Salesforce has made a lot of acquisitions. With an all-stock purchase price of $15.77 billion in 2019, it acquired the data analytics platform Tableau Software.

Numerous significant agreements have been signed as a result of the current artificial intelligence fervor that is sweeping the technology industry.

Design software provider Synopsys (SNPS) announced in January. O)New Tab, launches New Tab, agreed to pay roughly $35 billion to acquire smaller competitor Ansys. Enterprise Hewlett Packard (HPE). In January, N)New Tab, opens new tab, reached an agreement to acquire Juniper Networks (JNPR), a manufacturer of networking equipment. N)New Tab: $14 billion is opened in a new tab.

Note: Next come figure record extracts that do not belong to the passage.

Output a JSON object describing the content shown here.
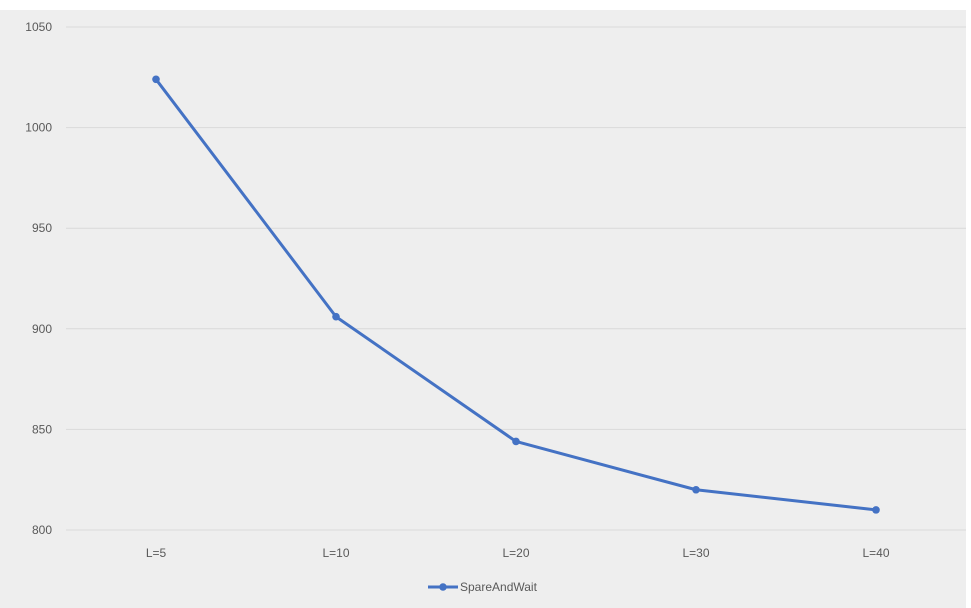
{
  "chart_data": {
    "type": "line",
    "categories": [
      "L=5",
      "L=10",
      "L=20",
      "L=30",
      "L=40"
    ],
    "series": [
      {
        "name": "SpareAndWait",
        "values": [
          1024,
          906,
          844,
          820,
          810
        ],
        "color": "#4472C4"
      }
    ],
    "ylim": [
      800,
      1050
    ],
    "yticks": [
      800,
      850,
      900,
      950,
      1000,
      1050
    ],
    "grid": true,
    "legend_position": "bottom",
    "background_color": "#EEEEEE",
    "gridline_color": "#D9D9D9"
  }
}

According to Dealogic, the technology sector jumped more than 42% year over year to approximately $154 billion, accounting for the largest share of mergers and acquisitions during the first quarter.

In Bengaluru, Urvi Dugar, Utkarsh Shetti, and Mrinmay Dey reported; Stephen Coates and Barbara Lewis edited.

Our Guidelines: The Principles of Thomson Reuters Trust. Launches a new tab.

Anirban Sen is the U.S. Editor-in-Charge. S. M&A at Reuters, where he oversees the largest deal coverage in New York. Anirban began his career in 2009 with Reuters in Bangalore and left the company in 2013 to work as a technology deals reporter for a number of prominent Indian business news publications, such as The Economic Times and Mint. Returning to Reuters in 2019, Anirban oversaw a group of reporters covering investment banking and venture capital as Editor in Charge of Finance. Anirban graduated with a degree in history from Jadavpur University and a postgraduate journalism diploma from the Indian Institute of Journalism & New Media.